Coretti suspects the woman—and her partner, the ‘belonging man’—are not human but rather a kind of organism adept at surviving within “man-made structures,” a camouflager “like a chameleon or a rockfish.” This continues a theme seen in several stories so far of fantastic entities camouflaging themselves within the modern urban fabric.

The story ends when Antoinette calls him back. They meet at the bar and share drinks, touching fingers. Tentacles reach out from her index, and suddenly “he was two men: the one inside fusing with her in total cellular communion, and the shell who sat casually on a stool at the bar.” He mates with her in this bizarre way, and afterward feels fulfilled, “like a real human being.” In other words, she makes this poor, sartorial stutterer feel as if he belongs to the human race.

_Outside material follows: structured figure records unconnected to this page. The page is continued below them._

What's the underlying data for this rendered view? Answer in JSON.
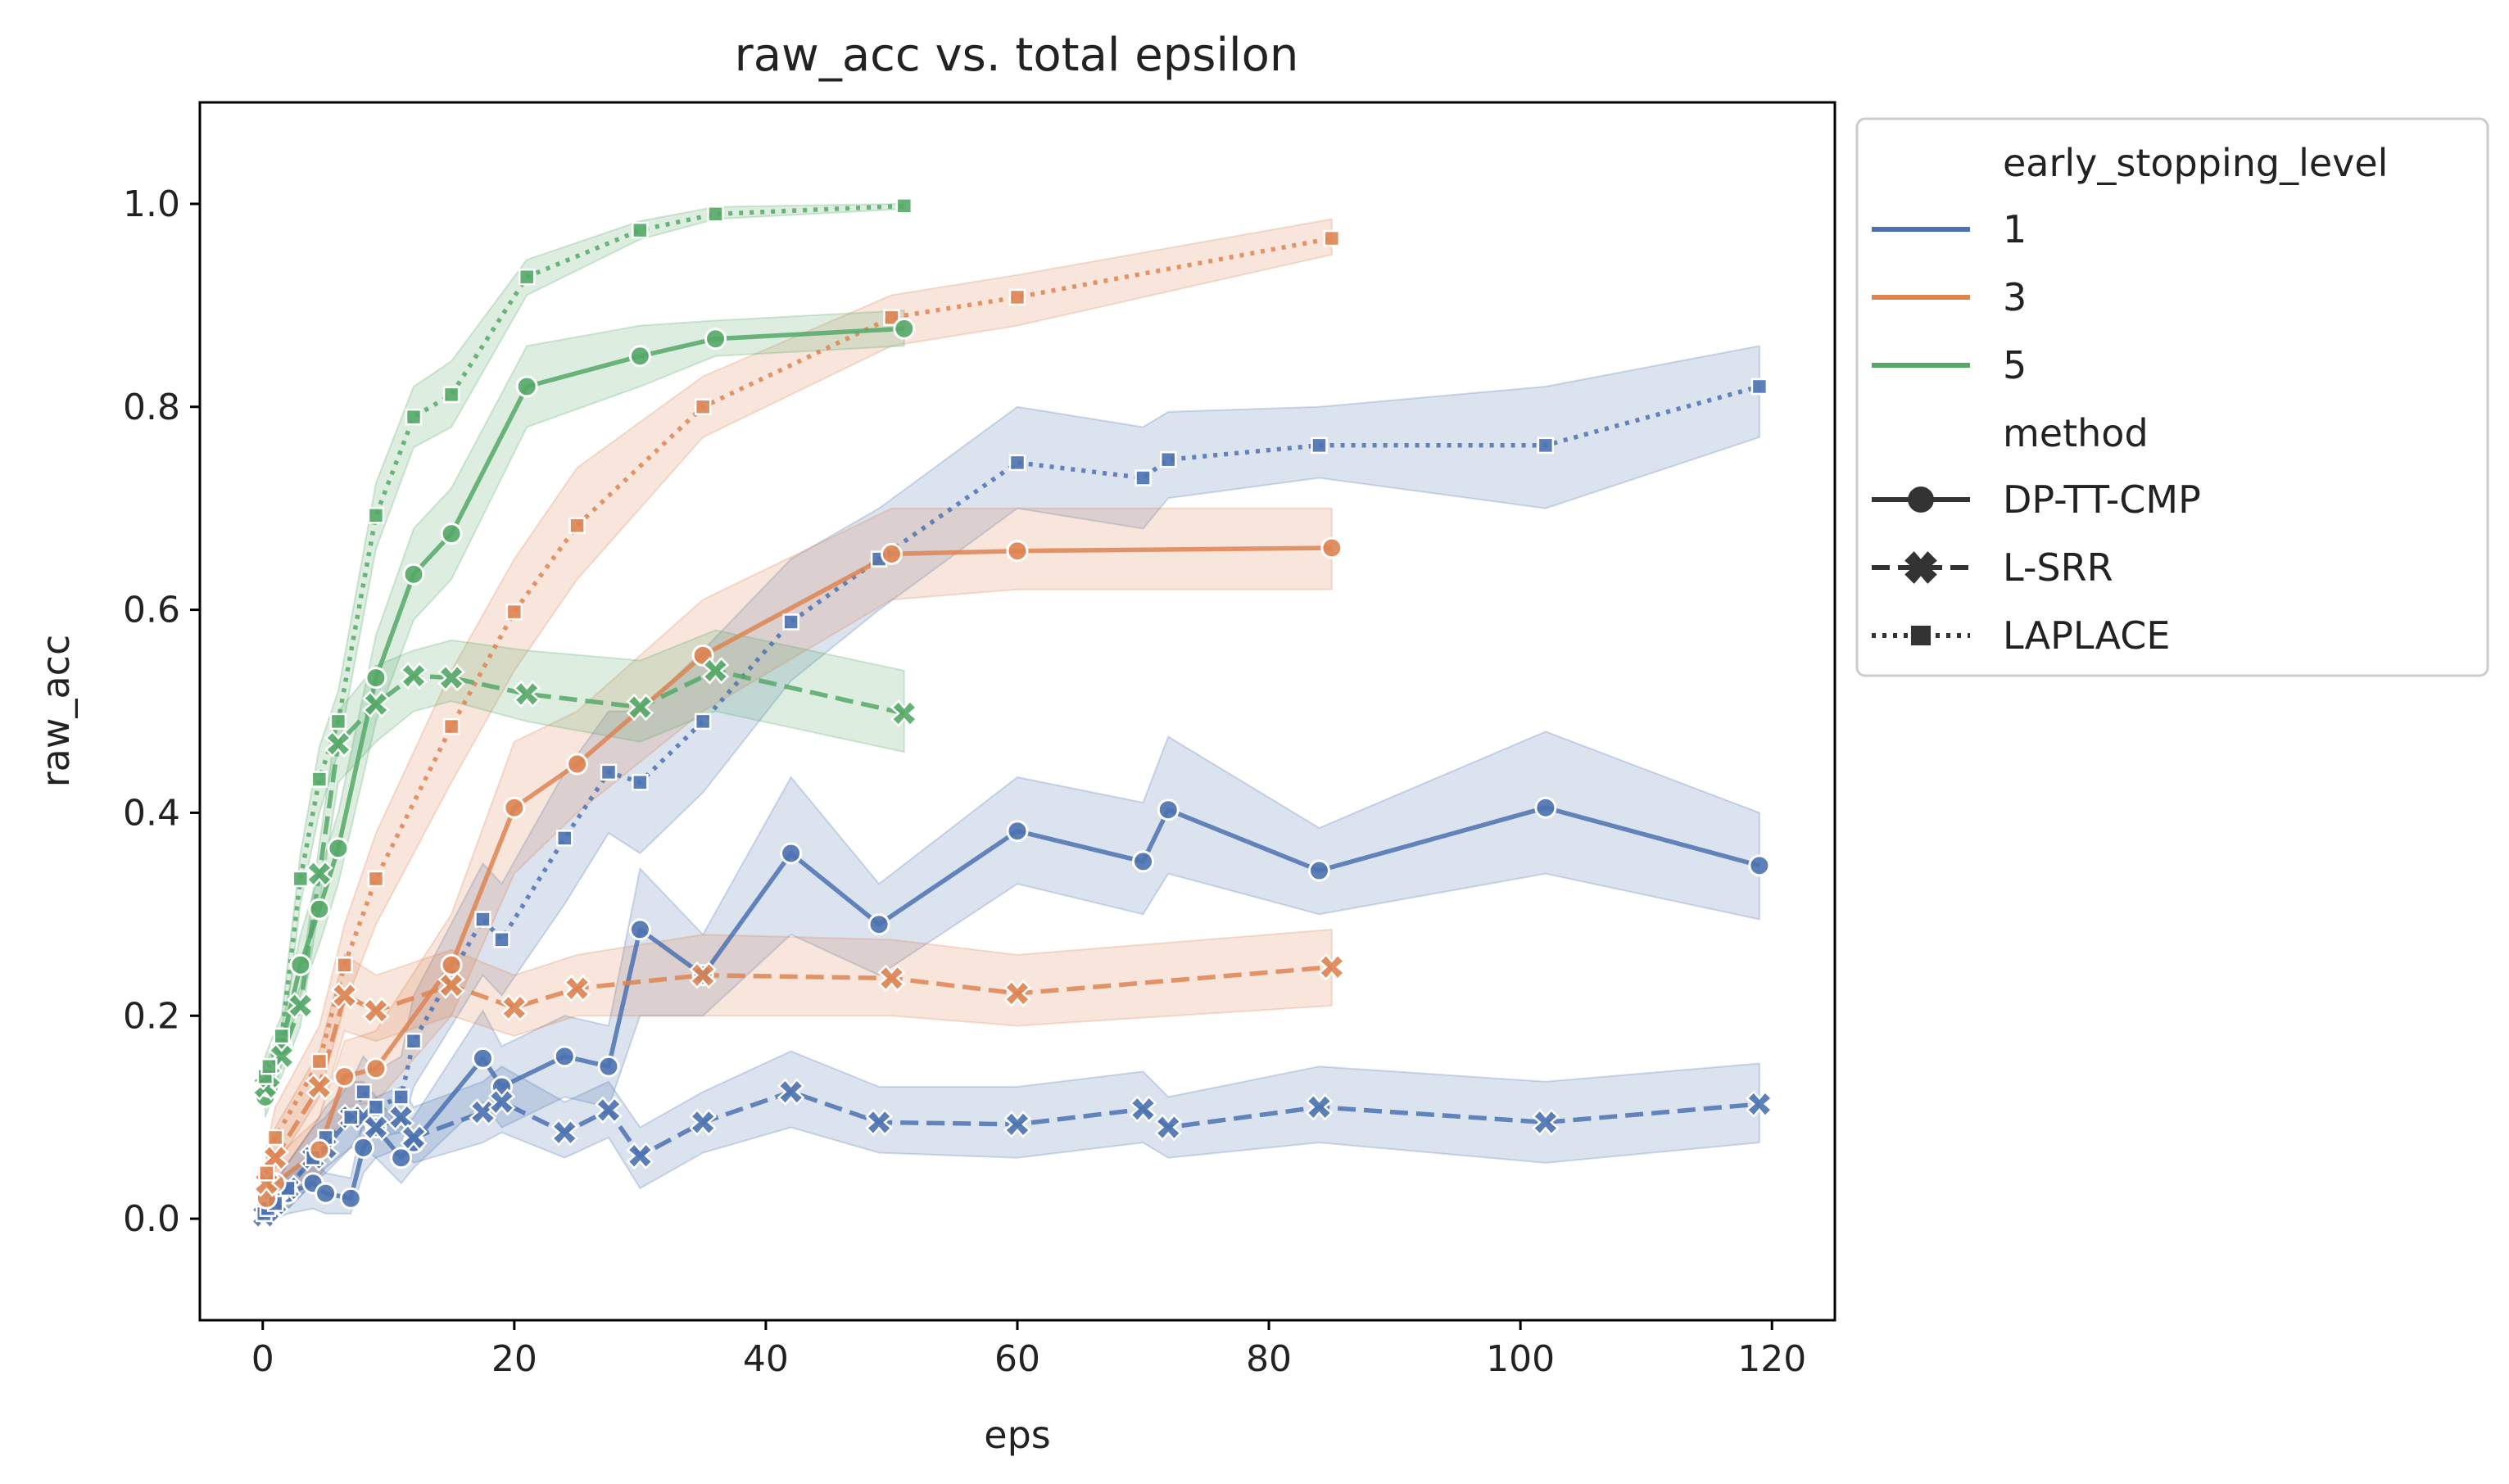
{
  "chart_data": {
    "type": "line",
    "title": "raw_acc vs. total epsilon",
    "xlabel": "eps",
    "ylabel": "raw_acc",
    "xlim": [
      -5,
      125
    ],
    "ylim": [
      -0.1,
      1.1
    ],
    "xticks": [
      0,
      20,
      40,
      60,
      80,
      100,
      120
    ],
    "yticks": [
      0.0,
      0.2,
      0.4,
      0.6,
      0.8,
      1.0
    ],
    "xtick_labels": [
      "0",
      "20",
      "40",
      "60",
      "80",
      "100",
      "120"
    ],
    "ytick_labels": [
      "0.0",
      "0.2",
      "0.4",
      "0.6",
      "0.8",
      "1.0"
    ],
    "grid": false,
    "legend": {
      "placement": "outside-right",
      "hue_title": "early_stopping_level",
      "style_title": "method",
      "levels": [
        {
          "label": "1",
          "color": "#4c72b0"
        },
        {
          "label": "3",
          "color": "#dd8452"
        },
        {
          "label": "5",
          "color": "#55a868"
        }
      ],
      "methods": [
        {
          "label": "DP-TT-CMP",
          "dash": "solid",
          "marker": "circle"
        },
        {
          "label": "L-SRR",
          "dash": "dashed",
          "marker": "x"
        },
        {
          "label": "LAPLACE",
          "dash": "dotted",
          "marker": "square"
        }
      ]
    },
    "series": [
      {
        "level": "1",
        "method": "DP-TT-CMP",
        "x": [
          0.1,
          0.4,
          1,
          2,
          4,
          5,
          7,
          8,
          9,
          11,
          12,
          17.5,
          19,
          24,
          27.5,
          30,
          35,
          42,
          49,
          60,
          70,
          72,
          84,
          102,
          119
        ],
        "y": [
          0.005,
          0.01,
          0.015,
          0.025,
          0.035,
          0.025,
          0.02,
          0.07,
          0.09,
          0.06,
          0.075,
          0.158,
          0.13,
          0.16,
          0.15,
          0.285,
          0.24,
          0.36,
          0.29,
          0.382,
          0.352,
          0.403,
          0.343,
          0.405,
          0.348
        ],
        "ci_low": [
          0.0,
          0.0,
          0.0,
          0.005,
          0.01,
          0.005,
          0.005,
          0.045,
          0.06,
          0.035,
          0.05,
          0.115,
          0.09,
          0.12,
          0.11,
          0.2,
          0.2,
          0.28,
          0.24,
          0.33,
          0.3,
          0.34,
          0.3,
          0.34,
          0.295
        ],
        "ci_high": [
          0.01,
          0.02,
          0.03,
          0.045,
          0.06,
          0.045,
          0.04,
          0.1,
          0.12,
          0.09,
          0.1,
          0.205,
          0.17,
          0.2,
          0.19,
          0.345,
          0.28,
          0.435,
          0.33,
          0.435,
          0.41,
          0.475,
          0.385,
          0.48,
          0.4
        ]
      },
      {
        "level": "1",
        "method": "L-SRR",
        "x": [
          0.1,
          0.4,
          1,
          2,
          4,
          5,
          7,
          8,
          9,
          11,
          12,
          17.5,
          19,
          24,
          27.5,
          30,
          35,
          42,
          49,
          60,
          70,
          72,
          84,
          102,
          119
        ],
        "y": [
          0.003,
          0.008,
          0.015,
          0.03,
          0.06,
          0.07,
          0.1,
          0.1,
          0.09,
          0.1,
          0.08,
          0.105,
          0.115,
          0.085,
          0.107,
          0.062,
          0.095,
          0.125,
          0.095,
          0.093,
          0.108,
          0.09,
          0.11,
          0.095,
          0.113
        ],
        "ci_low": [
          0.0,
          0.0,
          0.0,
          0.01,
          0.035,
          0.045,
          0.07,
          0.07,
          0.06,
          0.07,
          0.055,
          0.075,
          0.085,
          0.06,
          0.08,
          0.03,
          0.065,
          0.09,
          0.065,
          0.06,
          0.075,
          0.06,
          0.075,
          0.055,
          0.075
        ],
        "ci_high": [
          0.008,
          0.02,
          0.035,
          0.055,
          0.09,
          0.1,
          0.135,
          0.135,
          0.12,
          0.13,
          0.11,
          0.135,
          0.15,
          0.115,
          0.135,
          0.09,
          0.125,
          0.165,
          0.13,
          0.13,
          0.145,
          0.12,
          0.15,
          0.135,
          0.153
        ]
      },
      {
        "level": "1",
        "method": "LAPLACE",
        "x": [
          0.1,
          0.4,
          1,
          2,
          4,
          5,
          7,
          8,
          9,
          11,
          12,
          17.5,
          19,
          24,
          27.5,
          30,
          35,
          42,
          49,
          60,
          70,
          72,
          84,
          102,
          119
        ],
        "y": [
          0.005,
          0.01,
          0.015,
          0.03,
          0.06,
          0.08,
          0.1,
          0.125,
          0.11,
          0.12,
          0.175,
          0.295,
          0.275,
          0.375,
          0.44,
          0.43,
          0.49,
          0.588,
          0.65,
          0.745,
          0.73,
          0.748,
          0.762,
          0.762,
          0.82
        ],
        "ci_low": [
          0.0,
          0.0,
          0.0,
          0.01,
          0.035,
          0.05,
          0.07,
          0.09,
          0.08,
          0.085,
          0.13,
          0.24,
          0.22,
          0.31,
          0.38,
          0.36,
          0.42,
          0.53,
          0.6,
          0.7,
          0.68,
          0.71,
          0.73,
          0.7,
          0.77
        ],
        "ci_high": [
          0.01,
          0.02,
          0.035,
          0.055,
          0.09,
          0.11,
          0.135,
          0.16,
          0.145,
          0.16,
          0.22,
          0.35,
          0.33,
          0.44,
          0.5,
          0.5,
          0.56,
          0.65,
          0.7,
          0.8,
          0.78,
          0.795,
          0.8,
          0.82,
          0.86
        ]
      },
      {
        "level": "3",
        "method": "DP-TT-CMP",
        "x": [
          0.3,
          1,
          4.5,
          6.5,
          9,
          15,
          20,
          25,
          35,
          50,
          60,
          85
        ],
        "y": [
          0.02,
          0.035,
          0.068,
          0.14,
          0.148,
          0.25,
          0.405,
          0.448,
          0.555,
          0.655,
          0.658,
          0.661
        ],
        "ci_low": [
          0.005,
          0.015,
          0.04,
          0.11,
          0.115,
          0.2,
          0.34,
          0.4,
          0.5,
          0.61,
          0.62,
          0.62
        ],
        "ci_high": [
          0.04,
          0.06,
          0.1,
          0.175,
          0.185,
          0.3,
          0.47,
          0.5,
          0.61,
          0.7,
          0.7,
          0.7
        ]
      },
      {
        "level": "3",
        "method": "L-SRR",
        "x": [
          0.3,
          1,
          4.5,
          6.5,
          9,
          15,
          20,
          25,
          35,
          50,
          60,
          85
        ],
        "y": [
          0.035,
          0.06,
          0.13,
          0.22,
          0.205,
          0.23,
          0.208,
          0.227,
          0.24,
          0.237,
          0.222,
          0.248
        ],
        "ci_low": [
          0.015,
          0.035,
          0.1,
          0.185,
          0.175,
          0.2,
          0.18,
          0.2,
          0.2,
          0.2,
          0.19,
          0.21
        ],
        "ci_high": [
          0.06,
          0.09,
          0.165,
          0.26,
          0.24,
          0.265,
          0.24,
          0.26,
          0.28,
          0.275,
          0.26,
          0.285
        ]
      },
      {
        "level": "3",
        "method": "LAPLACE",
        "x": [
          0.3,
          1,
          4.5,
          6.5,
          9,
          15,
          20,
          25,
          35,
          50,
          60,
          85
        ],
        "y": [
          0.045,
          0.08,
          0.155,
          0.25,
          0.335,
          0.485,
          0.598,
          0.683,
          0.8,
          0.888,
          0.908,
          0.966
        ],
        "ci_low": [
          0.02,
          0.05,
          0.12,
          0.21,
          0.29,
          0.43,
          0.54,
          0.63,
          0.77,
          0.86,
          0.88,
          0.95
        ],
        "ci_high": [
          0.07,
          0.11,
          0.19,
          0.29,
          0.38,
          0.54,
          0.65,
          0.74,
          0.83,
          0.91,
          0.93,
          0.985
        ]
      },
      {
        "level": "5",
        "method": "DP-TT-CMP",
        "x": [
          0.2,
          0.5,
          1.5,
          3,
          4.5,
          6,
          9,
          12,
          15,
          21,
          30,
          36,
          51
        ],
        "y": [
          0.12,
          0.13,
          0.17,
          0.25,
          0.305,
          0.365,
          0.533,
          0.635,
          0.675,
          0.82,
          0.85,
          0.867,
          0.877
        ],
        "ci_low": [
          0.1,
          0.11,
          0.15,
          0.22,
          0.27,
          0.33,
          0.49,
          0.59,
          0.63,
          0.78,
          0.82,
          0.85,
          0.86
        ],
        "ci_high": [
          0.14,
          0.15,
          0.19,
          0.28,
          0.34,
          0.4,
          0.575,
          0.68,
          0.72,
          0.86,
          0.88,
          0.885,
          0.895
        ]
      },
      {
        "level": "5",
        "method": "L-SRR",
        "x": [
          0.2,
          0.5,
          1.5,
          3,
          4.5,
          6,
          9,
          12,
          15,
          21,
          30,
          36,
          51
        ],
        "y": [
          0.13,
          0.14,
          0.16,
          0.21,
          0.34,
          0.468,
          0.507,
          0.535,
          0.533,
          0.517,
          0.504,
          0.54,
          0.498
        ],
        "ci_low": [
          0.11,
          0.12,
          0.14,
          0.19,
          0.31,
          0.43,
          0.47,
          0.5,
          0.51,
          0.49,
          0.47,
          0.5,
          0.46
        ],
        "ci_high": [
          0.15,
          0.16,
          0.18,
          0.23,
          0.37,
          0.5,
          0.545,
          0.56,
          0.57,
          0.56,
          0.55,
          0.58,
          0.54
        ]
      },
      {
        "level": "5",
        "method": "LAPLACE",
        "x": [
          0.2,
          0.5,
          1.5,
          3,
          4.5,
          6,
          9,
          12,
          15,
          21,
          30,
          36,
          51
        ],
        "y": [
          0.14,
          0.15,
          0.18,
          0.335,
          0.433,
          0.49,
          0.693,
          0.79,
          0.812,
          0.928,
          0.974,
          0.99,
          0.998
        ],
        "ci_low": [
          0.12,
          0.13,
          0.16,
          0.31,
          0.4,
          0.46,
          0.66,
          0.76,
          0.78,
          0.91,
          0.965,
          0.985,
          0.995
        ],
        "ci_high": [
          0.16,
          0.17,
          0.2,
          0.36,
          0.465,
          0.52,
          0.725,
          0.82,
          0.845,
          0.945,
          0.983,
          0.997,
          1.0
        ]
      }
    ]
  }
}
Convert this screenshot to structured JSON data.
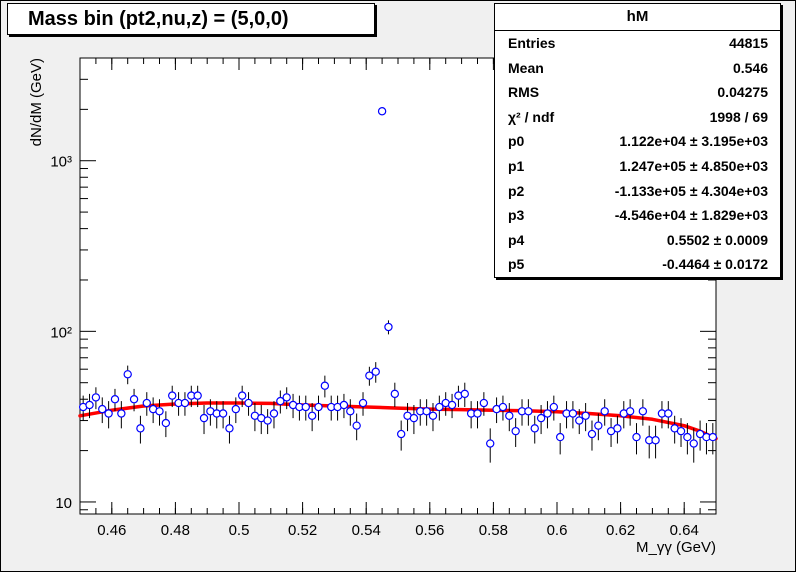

Gibson and Shirley create a metamorphosing creature that can cure isolation and alienation when they interact (and mate) with humans, all while surviving in an environment that is belongingness. In contrast to some truly bleak weird tales, this story seems almost wholesome. I found the “belonging kind” even resemble the gemein, a genius loci from Charles de Lint’s Newford stories. It’s worth noting de Lint was writing his pioneering urban fantasy around this same time in the 1980s. Still, however, there is a note of disquiet: the unsettling implication that Antoinette and her ilk have colonized our world, pursuing their own survival goals and using human beings as a means to it.